C'est nettement insuffisant pour offrir un service 24h/24, avec quatre policiers en tout temps. Donc effectivement, on envisage des problèmes à plus ou moins long terme.

Stéphane Lachance

Quant à la chef Adrienne Jérôme, elle entend soumettre la situation au gouvernement afin de trouver des solutions. « Il y a un sous-financement, soutient-elle. Nos policiers ne peuvent pas faire de prévention, d’éducation ou de sensibilisation. Ils sont toujours à éteindre des feux. »

Le ministre de la Sécurité publique dit qu'aucune décision n'a été prise

« Non, il n'y a pas une telle décision qui a été prise. Il faut comprendre qu'il y a des discussions qui sont en cours pour, éventuellement, un retrait de la Sûreté du Québec parce que, ce qu'on souhaite, c'est que ce soit le corps policier autochtone qui prenne en charge la sécurité sur le territoire. Pour l'instant, la façon dont ça fonctionne, c'est que le corps policier autochtone assure la sécurité durant la journée et la Sûreté du Québec assure la sécurité pendant la nuit.
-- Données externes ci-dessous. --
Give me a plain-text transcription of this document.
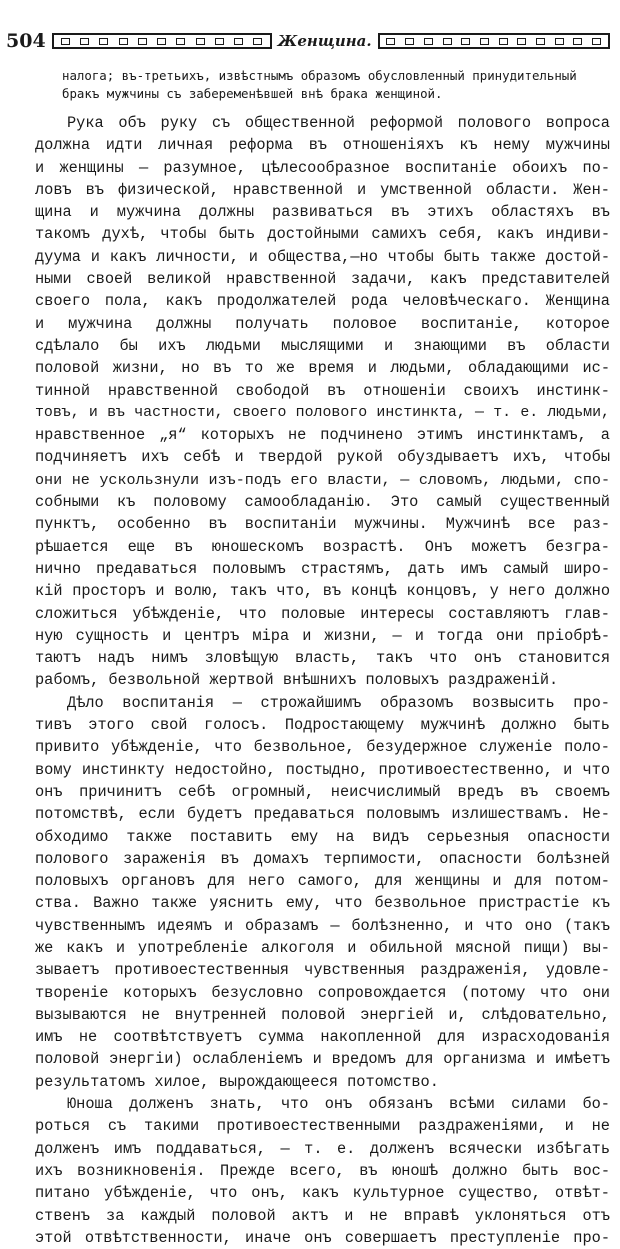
504	Женщина.
налога; въ-третьихъ, извѣстнымъ образомъ обусловленный принудительный
бракъ мужчины съ забеременѣвшей внѣ брака женщиной.
Рука объ руку съ общественной реформой полового вопроса
должна идти личная реформа въ отношеніяхъ къ нему мужчины
и женщины — разумное, цѣлесообразное воспитаніе обоихъ по-
ловъ въ физической, нравственной и умственной области. Жен-
щина и мужчина должны развиваться въ этихъ областяхъ въ
такомъ духѣ, чтобы быть достойными самихъ себя, какъ индиви-
дуума и какъ личности, и общества,—но чтобы быть также достой-
ными своей великой нравственной задачи, какъ представителей
своего пола, какъ продолжателей рода человѣческаго. Женщина
и мужчина должны получать половое воспитаніе, которое
сдѣлало бы ихъ людьми мыслящими и знающими въ области
половой жизни, но въ то же время и людьми, обладающими ис-
тинной нравственной свободой въ отношеніи своихъ инстинк-
товъ, и въ частности, своего полового инстинкта, — т. е. людьми,
нравственное „я“ которыхъ не подчинено этимъ инстинктамъ, а
подчиняетъ ихъ себѣ и твердой рукой обуздываетъ ихъ, чтобы
они не ускользнули изъ-подъ его власти, — словомъ, людьми, спо-
собными къ половому самообладанію. Это самый существенный
пунктъ, особенно въ воспитаніи мужчины. Мужчинѣ все раз-
рѣшается еще въ юношескомъ возрастѣ. Онъ можетъ безгра-
нично предаваться половымъ страстямъ, дать имъ самый широ-
кій просторъ и волю, такъ что, въ концѣ концовъ, у него должно
сложиться убѣжденіе, что половые интересы составляютъ глав-
ную сущность и центръ міра и жизни, — и тогда они пріобрѣ-
таютъ надъ нимъ зловѣщую власть, такъ что онъ становится
рабомъ, безвольной жертвой внѣшнихъ половыхъ раздраженій.
Дѣло воспитанія — строжайшимъ образомъ возвысить про-
тивъ этого свой голосъ. Подростающему мужчинѣ должно быть
привито убѣжденіе, что безвольное, безудержное служеніе поло-
вому инстинкту недостойно, постыдно, противоестественно, и что
онъ причинитъ себѣ огромный, неисчислимый вредъ въ своемъ
потомствѣ, если будетъ предаваться половымъ излишествамъ. Не-
обходимо также поставить ему на видъ серьезныя опасности
полового зараженія въ домахъ терпимости, опасности болѣзней
половыхъ органовъ для него самого, для женщины и для потом-
ства. Важно также уяснить ему, что безвольное пристрастіе къ
чувственнымъ идеямъ и образамъ — болѣзненно, и что оно (такъ
же какъ и употребленіе алкоголя и обильной мясной пищи) вы-
зываетъ противоестественныя чувственныя раздраженія, удовле-
твореніе которыхъ безусловно сопровождается (потому что они
вызываются не внутренней половой энергіей и, слѣдовательно,
имъ не соотвѣтствуетъ сумма накопленной для израсходованія
половой энергіи) ослабленіемъ и вредомъ для организма и имѣетъ
результатомъ хилое, вырождающееся потомство.
Юноша долженъ знать, что онъ обязанъ всѣми силами бо-
роться съ такими противоестественными раздраженіями, и не
долженъ имъ поддаваться, — т. е. долженъ всячески избѣгать
ихъ возникновенія. Прежде всего, въ юношѣ должно быть вос-
питано убѣжденіе, что онъ, какъ культурное существо, отвѣт-
ственъ за каждый половой актъ и не вправѣ уклоняться отъ
этой отвѣтственности, иначе онъ совершаетъ преступленіе про-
Et ça, ça continue », affirme Martin Coiteux, ministre de la Sécurité publique.

Il n'y a pas de retrait. Essentiellement, ça ne peut pas se faire si la sécurité de la population est compromise. C'est une information qui a circulé, mais elle n'est pas exacte.

Martin Coiteux

M. Coiteux a aussi rappelé que des discussions sont en cours avec le fédéral pour le renouvellement des ententes sur le financement des corps de police dans les communautés autochtones. Ces ententes arrivent à échéance en 2018.

La Sûreté du Québec n'a pas voulu confirmer cette décision et n'a pas souhaité donner d'entrevue sur le sujet.